Apa yang dialami Adin benar-benar dihadirkan secara nyata oleh sutradara Aco Tenri. Aco mengangkat fenomena giveaway yang banyak ia lihat di media sosial. Happy Girls Don’t Cry menyentil kita yang tanpa sadar mendadak jadi giveaway hunter demi mengisi kegiatan di rumah. Kamu salah satunya?

5. Protokol kesehatan adalah kunci dari semua kegiatan

Terakhir dan menjadi yang paling sering kita dengar di kehidupan sehari-hari, yakni film pendek The Protocol besutan sutradara Sidharta Tata. Di film ini, meneritakan seorang perampok (Abdurrahman Arif) yang panik lantaran temannya meninggal dunia begitu saja setelah batuk-batuk di dalam mobilnya. Sang perampok pun berusaha sekuat tenaga mengurus jenazah temannya agar tidak menyulitkannya lagi.

The Protocol diletakan di akhir film menjadi penutup yang pas menurut saya. Sebab, film ini benar-benar mengingatkan kembali bahwa mengabaikan protokol kesehatan yang telah dibuat bisa berakibat fatal bagi nyawamu. Nggak lagi-lagi, deh, melanggar protokol demi keuntungan semata karena kesehatan jauh lebih penting bukan?

Quarantine Tales menjadi media untuk kembali memahami diri sendiri.

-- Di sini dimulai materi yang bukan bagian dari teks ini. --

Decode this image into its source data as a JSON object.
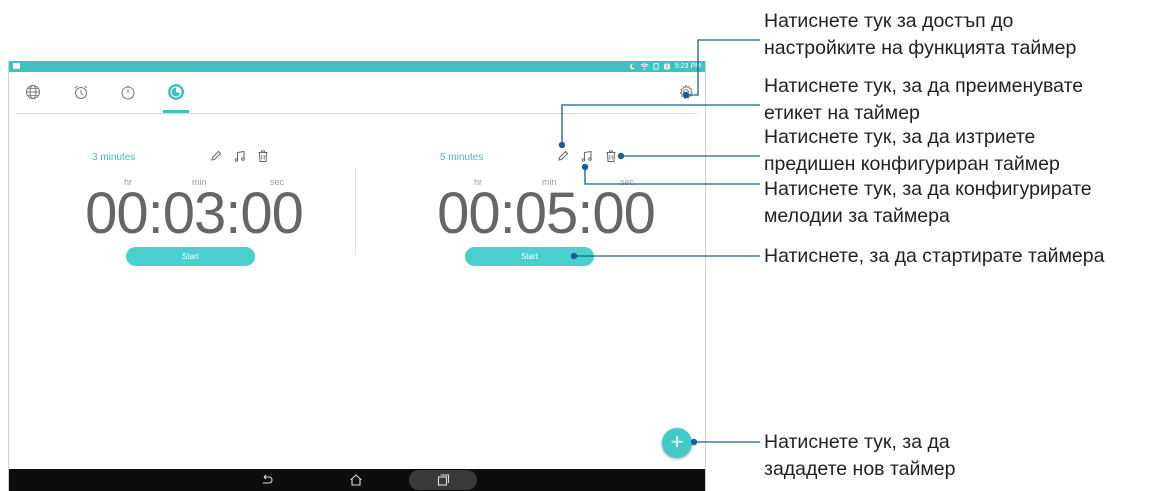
{
  "status_bar": {
    "time": "5:23 PM"
  },
  "toolbar": {
    "tabs": [
      {
        "name": "world-clock",
        "icon": "globe-icon"
      },
      {
        "name": "alarm",
        "icon": "alarm-clock-icon"
      },
      {
        "name": "stopwatch",
        "icon": "stopwatch-icon"
      },
      {
        "name": "timer",
        "icon": "timer-icon",
        "active": true
      }
    ],
    "settings_icon": "gear-icon"
  },
  "timers": [
    {
      "label": "3 minutes",
      "units": [
        "hr",
        "min",
        "sec"
      ],
      "time": "00:03:00",
      "start_label": "Start"
    },
    {
      "label": "5 minutes",
      "units": [
        "hr",
        "min",
        "sec"
      ],
      "time": "00:05:00",
      "start_label": "Start"
    }
  ],
  "fab": {
    "symbol": "+"
  },
  "callouts": {
    "settings": [
      "Натиснете тук за достъп до",
      "настройките на функцията таймер"
    ],
    "rename": [
      "Натиснете тук, за да преименувате",
      "етикет на таймер"
    ],
    "delete": [
      "Натиснете тук, за да изтриете",
      "предишен конфигуриран таймер"
    ],
    "ringtone": [
      "Натиснете тук, за да конфигурирате",
      "мелодии за таймера"
    ],
    "start": [
      "Натиснете, за да стартирате таймера"
    ],
    "add": [
      "Натиснете тук, за да",
      "зададете нов таймер"
    ]
  },
  "colors": {
    "accent": "#41c1bf",
    "button": "#4bcfcf",
    "digits": "#666666",
    "callout_line": "#1a5d99",
    "navbar": "#0d0d0d"
  }
}
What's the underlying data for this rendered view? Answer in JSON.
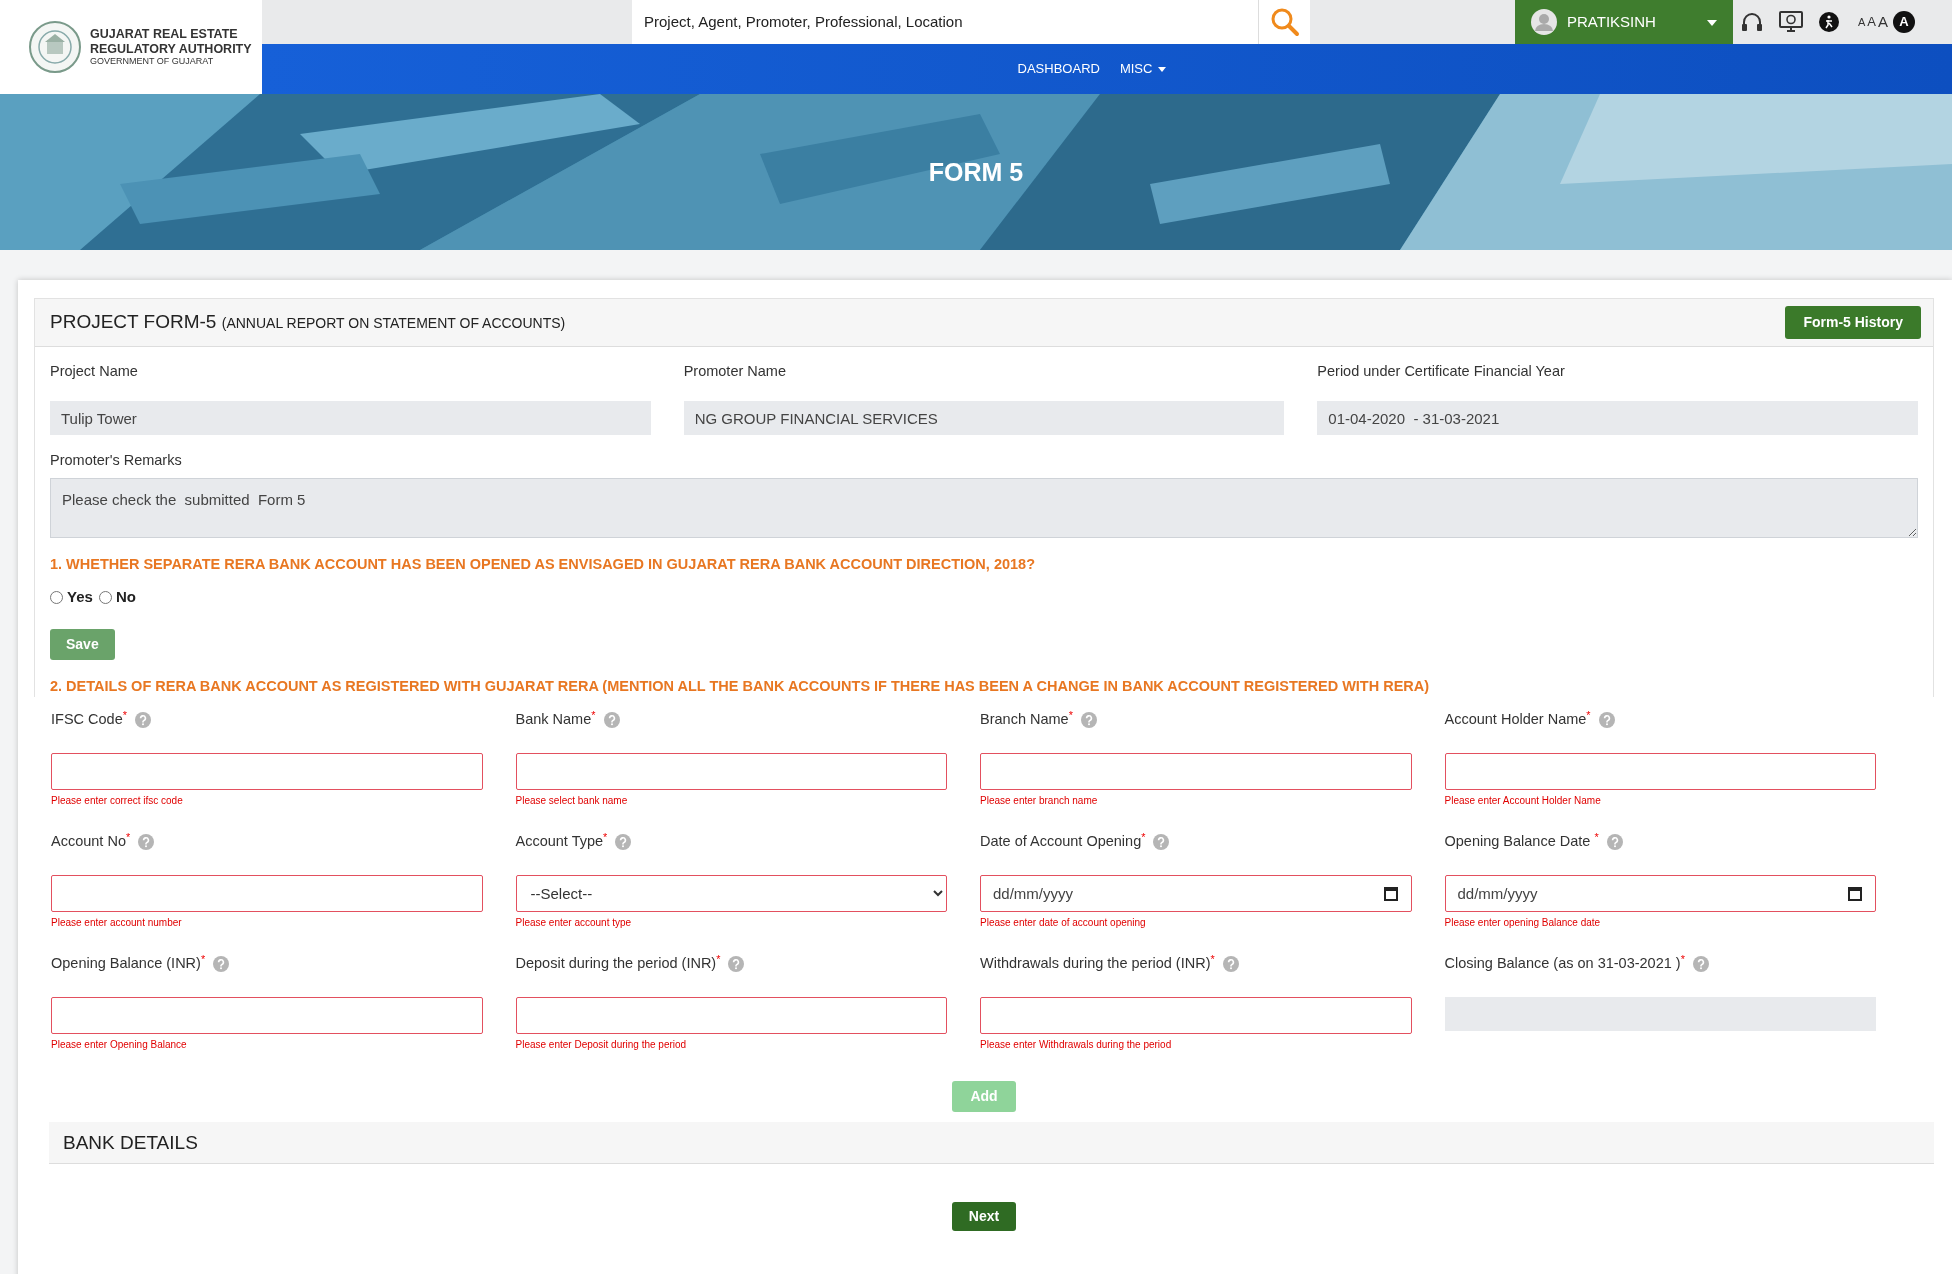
{
  "header": {
    "logo_lines": [
      "GUJARAT REAL ESTATE",
      "REGULATORY AUTHORITY",
      "GOVERNMENT OF GUJARAT"
    ],
    "search": {
      "placeholder": "Project, Agent, Promoter, Professional, Location"
    },
    "user": "PRATIKSINH",
    "font_sizes": [
      "A",
      "A",
      "A"
    ],
    "contrast": "A"
  },
  "nav": [
    {
      "label": "DASHBOARD",
      "dropdown": false
    },
    {
      "label": "MISC",
      "dropdown": true
    }
  ],
  "banner": {
    "title": "FORM 5"
  },
  "card": {
    "title": "PROJECT FORM-5",
    "subtitle": "(ANNUAL REPORT ON STATEMENT OF ACCOUNTS)",
    "history_button": "Form-5 History"
  },
  "info_fields": [
    {
      "label": "Project Name",
      "value": "Tulip Tower"
    },
    {
      "label": "Promoter Name",
      "value": "NG GROUP FINANCIAL SERVICES"
    },
    {
      "label": "Period under Certificate Financial Year",
      "value": "01-04-2020  - 31-03-2021"
    }
  ],
  "remarks": {
    "label": "Promoter's Remarks",
    "value": "Please check the  submitted  Form 5"
  },
  "question_1": {
    "text": "1. WHETHER SEPARATE RERA BANK ACCOUNT HAS BEEN OPENED AS ENVISAGED IN GUJARAT RERA BANK ACCOUNT DIRECTION, 2018?",
    "options": [
      {
        "label": "Yes",
        "selected": false
      },
      {
        "label": "No",
        "selected": false
      }
    ],
    "save_button": "Save"
  },
  "question_2": {
    "text": "2. DETAILS OF RERA BANK ACCOUNT AS REGISTERED WITH GUJARAT RERA (MENTION ALL THE BANK ACCOUNTS IF THERE HAS BEEN A CHANGE IN BANK ACCOUNT REGISTERED WITH RERA)"
  },
  "bank_fields": [
    {
      "kind": "text",
      "label": "IFSC Code$^{*}$",
      "error": "Please enter correct ifsc code"
    },
    {
      "kind": "text",
      "label": "Bank Name$^{*}$",
      "error": "Please select bank name"
    },
    {
      "kind": "text",
      "label": "Branch Name$^{*}$",
      "error": "Please enter branch name"
    },
    {
      "kind": "text",
      "label": "Account Holder Name$^{*}$",
      "error": "Please enter Account Holder Name"
    },
    {
      "kind": "text",
      "label": "Account No$^{*}$",
      "error": "Please enter account number"
    },
    {
      "kind": "select",
      "label": "Account Type$^{*}$",
      "value": "--Select--",
      "error": "Please enter account type"
    },
    {
      "kind": "date",
      "label": "Date of Account Opening$^{*}$",
      "placeholder": "dd/mm/yyyy",
      "error": "Please enter date of account opening"
    },
    {
      "kind": "date",
      "label": "Opening Balance Date $^{*}$",
      "placeholder": "dd/mm/yyyy",
      "error": "Please enter opening Balance date"
    },
    {
      "kind": "text",
      "label": "Opening Balance (INR)$^{*}$",
      "error": "Please enter Opening Balance"
    },
    {
      "kind": "text",
      "label": "Deposit during the period (INR)$^{*}$",
      "error": "Please enter Deposit during the period"
    },
    {
      "kind": "text",
      "label": "Withdrawals during the period (INR)$^{*}$",
      "error": "Please enter Withdrawals during the period"
    },
    {
      "kind": "readonly",
      "label": "Closing Balance (as on 31-03-2021 )$^{*}$"
    }
  ],
  "add_button": {
    "label": "Add",
    "disabled": true
  },
  "bank_details": {
    "title": "BANK DETAILS"
  },
  "next_button": "Next"
}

Lewat benang merah #IniCeritaTentangKita, Quarantine Tales memberikan gambaran nyata apa yang sedang dialami oleh banyak orang di masa pandemi seperti saat ini.

Untuk kamu yang penasaran dengan film ini, bisa langsung kamu saksikan di BioskopOnline.com, yang sudah rilis sejak 18 Desember 2020 lalu. Kamu cukup mengeluarkan Rp10 ribu untuk mengakses film ini. Kalau sudah nonton, tulis di kolom komentar, ya, film mana yang jadi favorit kamu.